Faction represented in the Knesset
- 1949–1951: Herut

Personal details
- Born: 1888 Salonica, Ottoman Empire
- Died: 3 March 1980 (aged 91–92)

= Avraham Rakanti =

Greek-Israeli politician and journalist

Avraham Shmuel Rakanti (אברהם שמואל רקנאטי; 1888 – 3 March 1980) was a Greek-Israeli politician and journalist. In Greece he served as deputy mayor of Thessaloniki between 1925 and 1933, whilst in Israel he was a member of the Knesset for Herut between 1949 and 1951.

==Biography==
Born in Salonica in the Ottoman Empire, Rakanti studied in a heder.
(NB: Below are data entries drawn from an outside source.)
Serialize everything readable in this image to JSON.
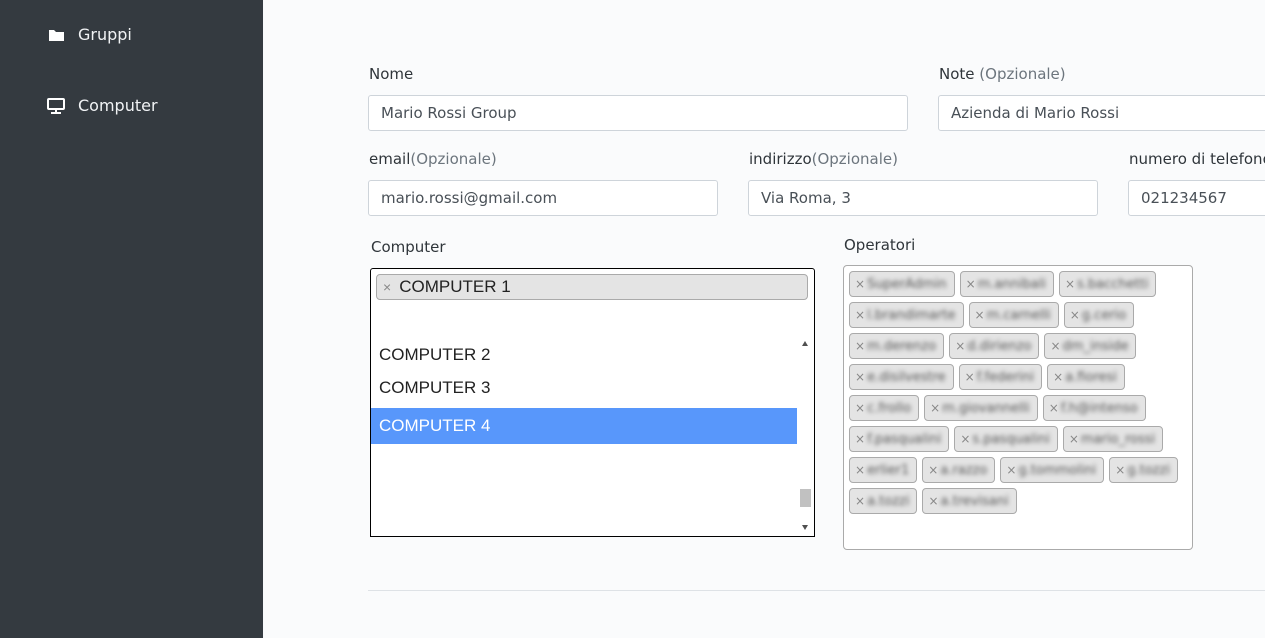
{
  "sidebar": {
    "items": [
      {
        "label": "Gruppi",
        "icon": "folder-icon"
      },
      {
        "label": "Computer",
        "icon": "monitor-icon"
      }
    ]
  },
  "form": {
    "nome": {
      "label": "Nome",
      "value": "Mario Rossi Group"
    },
    "note": {
      "label": "Note",
      "optional": "(Opzionale)",
      "value": "Azienda di Mario Rossi"
    },
    "email": {
      "label": "email",
      "optional": "(Opzionale)",
      "value": "mario.rossi@gmail.com"
    },
    "indirizzo": {
      "label": "indirizzo",
      "optional": "(Opzionale)",
      "value": "Via Roma, 3"
    },
    "telefono": {
      "label": "numero di telefono",
      "value": "021234567"
    },
    "computer": {
      "label": "Computer",
      "selected": [
        {
          "remove": "×",
          "label": "COMPUTER 1"
        }
      ],
      "options": [
        "COMPUTER 2",
        "COMPUTER 3",
        "COMPUTER 4"
      ],
      "highlighted": "COMPUTER 4"
    },
    "operatori": {
      "label": "Operatori",
      "chips": [
        "SuperAdmin",
        "m.annibali",
        "s.bacchetti",
        "l.brandimarte",
        "m.carnelli",
        "g.cerio",
        "m.derenzo",
        "d.dirienzo",
        "dm_inside",
        "e.disilvestre",
        "f.federini",
        "a.fioresi",
        "c.frollo",
        "m.giovannelli",
        "f.h@intenso",
        "f.pasqualini",
        "s.pasqualini",
        "mario_rossi",
        "erlier1",
        "a.razzo",
        "g.tommolini",
        "g.tozzi",
        "a.tozzi",
        "a.trevisani"
      ]
    }
  }
}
He became a member of the Mizrachi association, and in 1925 he joined the Revisionist Zionism movement, becoming head of the Greek branch. In the same year he became deputy mayor of Thessaloniki, a position he held until 1933. He also founded and edited the French language newspaper, Pro-Yisrael. In 1934 he made aliyah to Mandatory Palestine. A member of the Revisionist Zionist central committee, he was elected to the first Knesset in 1949 on the Herut list, but lost his seat in the 1951 elections. He died on 3 March 1980. A street in the Ramot neighbourhood of Jerusalem is named after him.